Objective: The purpose of this study is to evaluate the ability of the CO measured by NICOM® in combination with several standard measured clinical parameters to predict fluid responsiveness in septic patients. The use of clinical parameters appears to be insufficiently reliable for predicting fluid responsiveness.
Methods: During a period of 14 weeks, all patients admitted to the emergency department with suspected infection will be screened. If included, the first NICOM® measurements will be recorded 10 minutes after arrival (T0). Simultaneously, several hemodynamic – and metabolic parameters are registered. This process repeats for each admission of 500 ml fluids until discharge. A response to fluid therapy is defined as an increase in SV of at least 10% after fluid admission.
Results: In total, 38 septic patients who received fluid therapy were included, of which 66% were fluid responsive after infusion of 500 ml NaCl. After infusion of 1000 ml NaCl 81% of the study population were responder.
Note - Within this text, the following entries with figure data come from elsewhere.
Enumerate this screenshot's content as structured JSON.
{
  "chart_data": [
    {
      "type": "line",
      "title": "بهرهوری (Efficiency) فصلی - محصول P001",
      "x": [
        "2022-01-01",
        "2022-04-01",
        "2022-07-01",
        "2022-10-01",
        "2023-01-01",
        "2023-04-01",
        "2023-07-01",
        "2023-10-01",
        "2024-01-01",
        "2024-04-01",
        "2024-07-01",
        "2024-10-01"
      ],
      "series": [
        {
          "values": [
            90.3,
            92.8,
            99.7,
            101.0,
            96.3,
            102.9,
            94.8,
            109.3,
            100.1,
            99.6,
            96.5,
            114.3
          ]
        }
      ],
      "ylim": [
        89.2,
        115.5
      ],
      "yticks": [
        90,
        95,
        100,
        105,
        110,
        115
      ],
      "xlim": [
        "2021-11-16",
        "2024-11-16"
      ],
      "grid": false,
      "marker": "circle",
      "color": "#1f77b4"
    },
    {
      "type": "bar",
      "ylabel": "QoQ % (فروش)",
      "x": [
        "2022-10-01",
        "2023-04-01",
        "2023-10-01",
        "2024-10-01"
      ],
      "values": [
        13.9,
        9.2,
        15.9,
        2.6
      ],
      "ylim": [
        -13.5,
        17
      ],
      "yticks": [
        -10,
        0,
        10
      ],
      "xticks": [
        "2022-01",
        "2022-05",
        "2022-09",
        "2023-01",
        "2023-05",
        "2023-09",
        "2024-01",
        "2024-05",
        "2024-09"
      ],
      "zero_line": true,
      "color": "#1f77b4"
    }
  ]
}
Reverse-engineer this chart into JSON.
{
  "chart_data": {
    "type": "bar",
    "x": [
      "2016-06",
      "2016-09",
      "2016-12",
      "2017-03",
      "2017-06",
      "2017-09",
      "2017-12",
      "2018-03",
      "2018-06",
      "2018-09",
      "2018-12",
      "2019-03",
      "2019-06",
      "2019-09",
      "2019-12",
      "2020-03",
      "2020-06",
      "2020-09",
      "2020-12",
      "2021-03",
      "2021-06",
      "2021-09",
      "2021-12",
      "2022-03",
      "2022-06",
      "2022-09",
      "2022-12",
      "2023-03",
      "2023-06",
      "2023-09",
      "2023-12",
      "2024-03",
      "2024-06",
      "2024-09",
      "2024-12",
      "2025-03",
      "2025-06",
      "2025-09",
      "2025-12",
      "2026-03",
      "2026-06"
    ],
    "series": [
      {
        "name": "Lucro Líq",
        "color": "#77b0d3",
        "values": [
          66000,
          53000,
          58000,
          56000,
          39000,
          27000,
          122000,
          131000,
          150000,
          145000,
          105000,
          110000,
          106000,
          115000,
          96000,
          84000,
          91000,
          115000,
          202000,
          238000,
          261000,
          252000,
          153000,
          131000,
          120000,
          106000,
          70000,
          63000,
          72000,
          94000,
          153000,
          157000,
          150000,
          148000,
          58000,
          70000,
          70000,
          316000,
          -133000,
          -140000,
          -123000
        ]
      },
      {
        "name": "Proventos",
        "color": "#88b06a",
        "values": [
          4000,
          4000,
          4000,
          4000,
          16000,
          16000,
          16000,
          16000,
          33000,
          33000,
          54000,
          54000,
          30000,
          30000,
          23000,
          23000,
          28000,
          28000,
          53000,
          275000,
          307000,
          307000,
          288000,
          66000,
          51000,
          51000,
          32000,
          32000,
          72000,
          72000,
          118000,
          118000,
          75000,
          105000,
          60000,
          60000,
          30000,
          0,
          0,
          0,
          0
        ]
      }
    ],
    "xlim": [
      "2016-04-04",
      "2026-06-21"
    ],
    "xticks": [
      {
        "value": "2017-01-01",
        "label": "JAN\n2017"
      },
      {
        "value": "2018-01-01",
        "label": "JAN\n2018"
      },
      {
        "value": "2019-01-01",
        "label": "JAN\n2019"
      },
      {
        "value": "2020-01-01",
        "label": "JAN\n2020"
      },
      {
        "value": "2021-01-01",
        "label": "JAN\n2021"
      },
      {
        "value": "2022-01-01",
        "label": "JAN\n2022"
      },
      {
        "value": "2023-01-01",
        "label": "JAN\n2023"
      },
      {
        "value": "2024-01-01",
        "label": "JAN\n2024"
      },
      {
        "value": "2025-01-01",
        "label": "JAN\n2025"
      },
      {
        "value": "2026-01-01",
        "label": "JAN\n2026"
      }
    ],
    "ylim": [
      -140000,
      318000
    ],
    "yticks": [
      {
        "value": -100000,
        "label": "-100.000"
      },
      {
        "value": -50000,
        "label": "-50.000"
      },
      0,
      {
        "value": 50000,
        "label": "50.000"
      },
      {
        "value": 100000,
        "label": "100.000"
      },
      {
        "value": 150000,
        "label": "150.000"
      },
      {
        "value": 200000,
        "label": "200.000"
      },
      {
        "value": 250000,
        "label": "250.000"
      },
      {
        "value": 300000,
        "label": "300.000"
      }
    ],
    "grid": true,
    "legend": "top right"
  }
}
Baseline characteristics including parameters measured by NICOM® and the clinical shockscore showed no differences between responders and non-responders and were not reliable for predicting fluid responsiveness in the total study population. However, the clinical shockscore was significantly higher in responders compared to non-responders in the severe septic patients. If patients were divided into responders/non-responders after 1000 ml fluid infusion, none of the non-responders showed a response after infusion of 1500 ml NaCl (NPV=100%, 95% CI=19,7-100).
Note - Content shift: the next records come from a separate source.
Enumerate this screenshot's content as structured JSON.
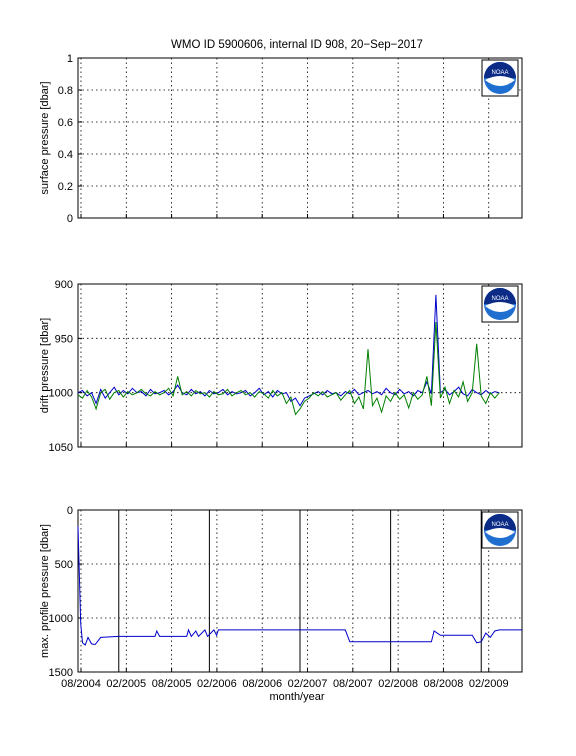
{
  "title": "WMO ID 5900606, internal ID 908, 20−Sep−2017",
  "xlabel": "month/year",
  "x_tick_labels": [
    "08/2004",
    "02/2005",
    "08/2005",
    "02/2006",
    "08/2006",
    "02/2007",
    "08/2007",
    "02/2008",
    "08/2008",
    "02/2009"
  ],
  "logo_text": "NOAA",
  "colors": {
    "blue": "#0000cc",
    "green": "#007f00",
    "logo_blue": "#1f6fd0",
    "logo_navy": "#0b2b86"
  },
  "chart_data": [
    {
      "type": "line",
      "name": "surface",
      "ylabel": "surface pressure [dbar]",
      "ylim": [
        0,
        1
      ],
      "y_reversed": false,
      "y_ticks": [
        "0",
        "0.2",
        "0.4",
        "0.6",
        "0.8",
        "1"
      ],
      "grid": true,
      "series": []
    },
    {
      "type": "line",
      "name": "drift",
      "ylabel": "drift pressure [dbar]",
      "ylim": [
        900,
        1050
      ],
      "y_reversed": true,
      "y_ticks": [
        "900",
        "950",
        "1000",
        "1050"
      ],
      "grid": true,
      "series": [
        {
          "color": "#0000cc",
          "points": [
            [
              2004.55,
              1000
            ],
            [
              2004.6,
              998
            ],
            [
              2004.65,
              1003
            ],
            [
              2004.7,
              1000
            ],
            [
              2004.75,
              1010
            ],
            [
              2004.8,
              997
            ],
            [
              2004.85,
              1005
            ],
            [
              2004.9,
              1000
            ],
            [
              2004.95,
              995
            ],
            [
              2005.0,
              1002
            ],
            [
              2005.05,
              998
            ],
            [
              2005.1,
              1001
            ],
            [
              2005.15,
              996
            ],
            [
              2005.2,
              1000
            ],
            [
              2005.25,
              999
            ],
            [
              2005.3,
              1003
            ],
            [
              2005.35,
              997
            ],
            [
              2005.4,
              1001
            ],
            [
              2005.45,
              1000
            ],
            [
              2005.5,
              998
            ],
            [
              2005.55,
              1002
            ],
            [
              2005.6,
              999
            ],
            [
              2005.65,
              993
            ],
            [
              2005.7,
              1000
            ],
            [
              2005.75,
              1002
            ],
            [
              2005.8,
              997
            ],
            [
              2005.85,
              1001
            ],
            [
              2005.9,
              999
            ],
            [
              2005.95,
              1003
            ],
            [
              2006.0,
              998
            ],
            [
              2006.05,
              1001
            ],
            [
              2006.1,
              1000
            ],
            [
              2006.15,
              997
            ],
            [
              2006.2,
              1002
            ],
            [
              2006.25,
              999
            ],
            [
              2006.3,
              1001
            ],
            [
              2006.35,
              1000
            ],
            [
              2006.4,
              998
            ],
            [
              2006.45,
              1003
            ],
            [
              2006.5,
              1000
            ],
            [
              2006.55,
              996
            ],
            [
              2006.6,
              1002
            ],
            [
              2006.65,
              999
            ],
            [
              2006.7,
              1004
            ],
            [
              2006.75,
              998
            ],
            [
              2006.8,
              1001
            ],
            [
              2006.85,
              1000
            ],
            [
              2006.9,
              1008
            ],
            [
              2006.95,
              1005
            ],
            [
              2007.0,
              1012
            ],
            [
              2007.05,
              1005
            ],
            [
              2007.1,
              1003
            ],
            [
              2007.15,
              1001
            ],
            [
              2007.2,
              999
            ],
            [
              2007.25,
              1002
            ],
            [
              2007.3,
              998
            ],
            [
              2007.35,
              1001
            ],
            [
              2007.4,
              1000
            ],
            [
              2007.45,
              1003
            ],
            [
              2007.5,
              999
            ],
            [
              2007.55,
              1001
            ],
            [
              2007.6,
              997
            ],
            [
              2007.65,
              1002
            ],
            [
              2007.7,
              1000
            ],
            [
              2007.75,
              998
            ],
            [
              2007.8,
              1001
            ],
            [
              2007.85,
              999
            ],
            [
              2007.9,
              1002
            ],
            [
              2007.95,
              996
            ],
            [
              2008.0,
              1000
            ],
            [
              2008.05,
              1002
            ],
            [
              2008.1,
              997
            ],
            [
              2008.15,
              1001
            ],
            [
              2008.2,
              999
            ],
            [
              2008.25,
              1003
            ],
            [
              2008.3,
              998
            ],
            [
              2008.35,
              1000
            ],
            [
              2008.4,
              990
            ],
            [
              2008.45,
              1001
            ],
            [
              2008.5,
              910
            ],
            [
              2008.55,
              1000
            ],
            [
              2008.6,
              997
            ],
            [
              2008.65,
              1002
            ],
            [
              2008.7,
              999
            ],
            [
              2008.75,
              995
            ],
            [
              2008.8,
              1001
            ],
            [
              2008.85,
              1003
            ],
            [
              2008.9,
              997
            ],
            [
              2008.95,
              1000
            ],
            [
              2009.0,
              1002
            ],
            [
              2009.05,
              998
            ],
            [
              2009.1,
              1001
            ],
            [
              2009.15,
              999
            ],
            [
              2009.2,
              1000
            ]
          ]
        },
        {
          "color": "#007f00",
          "points": [
            [
              2004.55,
              1002
            ],
            [
              2004.6,
              1005
            ],
            [
              2004.65,
              998
            ],
            [
              2004.7,
              1004
            ],
            [
              2004.75,
              1015
            ],
            [
              2004.8,
              1000
            ],
            [
              2004.85,
              997
            ],
            [
              2004.9,
              1006
            ],
            [
              2004.95,
              1000
            ],
            [
              2005.0,
              998
            ],
            [
              2005.05,
              1004
            ],
            [
              2005.1,
              999
            ],
            [
              2005.15,
              1002
            ],
            [
              2005.2,
              1000
            ],
            [
              2005.25,
              997
            ],
            [
              2005.3,
              1001
            ],
            [
              2005.35,
              1003
            ],
            [
              2005.4,
              999
            ],
            [
              2005.45,
              1002
            ],
            [
              2005.5,
              1000
            ],
            [
              2005.55,
              996
            ],
            [
              2005.6,
              1003
            ],
            [
              2005.65,
              985
            ],
            [
              2005.7,
              1002
            ],
            [
              2005.75,
              999
            ],
            [
              2005.8,
              1003
            ],
            [
              2005.85,
              998
            ],
            [
              2005.9,
              1001
            ],
            [
              2005.95,
              1000
            ],
            [
              2006.0,
              1004
            ],
            [
              2006.05,
              999
            ],
            [
              2006.1,
              1002
            ],
            [
              2006.15,
              1001
            ],
            [
              2006.2,
              997
            ],
            [
              2006.25,
              1003
            ],
            [
              2006.3,
              1000
            ],
            [
              2006.35,
              998
            ],
            [
              2006.4,
              1002
            ],
            [
              2006.45,
              1000
            ],
            [
              2006.5,
              1004
            ],
            [
              2006.55,
              999
            ],
            [
              2006.6,
              1001
            ],
            [
              2006.65,
              1005
            ],
            [
              2006.7,
              998
            ],
            [
              2006.75,
              1003
            ],
            [
              2006.8,
              1000
            ],
            [
              2006.85,
              1010
            ],
            [
              2006.9,
              1004
            ],
            [
              2006.95,
              1020
            ],
            [
              2007.0,
              1015
            ],
            [
              2007.05,
              1008
            ],
            [
              2007.1,
              1005
            ],
            [
              2007.15,
              1000
            ],
            [
              2007.2,
              1003
            ],
            [
              2007.25,
              999
            ],
            [
              2007.3,
              1004
            ],
            [
              2007.35,
              1002
            ],
            [
              2007.4,
              1000
            ],
            [
              2007.45,
              1007
            ],
            [
              2007.5,
              1002
            ],
            [
              2007.55,
              998
            ],
            [
              2007.6,
              1010
            ],
            [
              2007.65,
              1004
            ],
            [
              2007.7,
              1015
            ],
            [
              2007.75,
              960
            ],
            [
              2007.8,
              1012
            ],
            [
              2007.85,
              1005
            ],
            [
              2007.9,
              1018
            ],
            [
              2007.95,
              1003
            ],
            [
              2008.0,
              1008
            ],
            [
              2008.05,
              1000
            ],
            [
              2008.1,
              1006
            ],
            [
              2008.15,
              1002
            ],
            [
              2008.2,
              1014
            ],
            [
              2008.25,
              1000
            ],
            [
              2008.3,
              1006
            ],
            [
              2008.35,
              1002
            ],
            [
              2008.4,
              985
            ],
            [
              2008.45,
              1012
            ],
            [
              2008.5,
              935
            ],
            [
              2008.55,
              1005
            ],
            [
              2008.6,
              995
            ],
            [
              2008.65,
              1010
            ],
            [
              2008.7,
              998
            ],
            [
              2008.75,
              1004
            ],
            [
              2008.8,
              990
            ],
            [
              2008.85,
              1008
            ],
            [
              2008.9,
              1000
            ],
            [
              2008.95,
              955
            ],
            [
              2009.0,
              1003
            ],
            [
              2009.05,
              1010
            ],
            [
              2009.1,
              1000
            ],
            [
              2009.15,
              1005
            ],
            [
              2009.2,
              1000
            ]
          ]
        }
      ]
    },
    {
      "type": "line",
      "name": "profile",
      "ylabel": "max. profile pressure [dbar]",
      "ylim": [
        0,
        1500
      ],
      "y_reversed": true,
      "y_ticks": [
        "0",
        "500",
        "1000",
        "1500"
      ],
      "grid": true,
      "year_lines": [
        2005.0,
        2006.0,
        2007.0,
        2008.0,
        2009.0
      ],
      "series": [
        {
          "color": "#0000cc",
          "points": [
            [
              2004.55,
              150
            ],
            [
              2004.58,
              1050
            ],
            [
              2004.6,
              1230
            ],
            [
              2004.63,
              1250
            ],
            [
              2004.66,
              1180
            ],
            [
              2004.7,
              1240
            ],
            [
              2004.74,
              1245
            ],
            [
              2004.8,
              1180
            ],
            [
              2005.0,
              1170
            ],
            [
              2005.4,
              1170
            ],
            [
              2005.42,
              1120
            ],
            [
              2005.45,
              1170
            ],
            [
              2005.75,
              1170
            ],
            [
              2005.77,
              1110
            ],
            [
              2005.8,
              1170
            ],
            [
              2005.85,
              1120
            ],
            [
              2005.88,
              1170
            ],
            [
              2005.95,
              1110
            ],
            [
              2005.98,
              1170
            ],
            [
              2006.05,
              1110
            ],
            [
              2006.08,
              1160
            ],
            [
              2006.1,
              1110
            ],
            [
              2006.6,
              1110
            ],
            [
              2007.0,
              1110
            ],
            [
              2007.5,
              1110
            ],
            [
              2007.55,
              1220
            ],
            [
              2008.0,
              1220
            ],
            [
              2008.45,
              1220
            ],
            [
              2008.48,
              1120
            ],
            [
              2008.55,
              1160
            ],
            [
              2008.9,
              1160
            ],
            [
              2008.95,
              1230
            ],
            [
              2009.0,
              1220
            ],
            [
              2009.05,
              1140
            ],
            [
              2009.1,
              1180
            ],
            [
              2009.15,
              1120
            ],
            [
              2009.2,
              1110
            ],
            [
              2009.45,
              1110
            ]
          ]
        }
      ]
    }
  ]
}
Conclusion: Although NICOM® is able to monitor fluid responsiveness, it seems difficult to predict the response based on patient characteristics on baseline. For certain patients, infusion of 500 ml fluid therapy does not seem sufficient to induce an increase in SV. For this reason, the classification into responders and non-responders should be made after infusion of 1000 ml fluid therapy. If patients have not responded to fluid therapy at that time, the continuation of fluid infusion seems useless. The use of NICOM® could be beneficial in guiding fluid therapy, nevertheless further research is required to confirm this.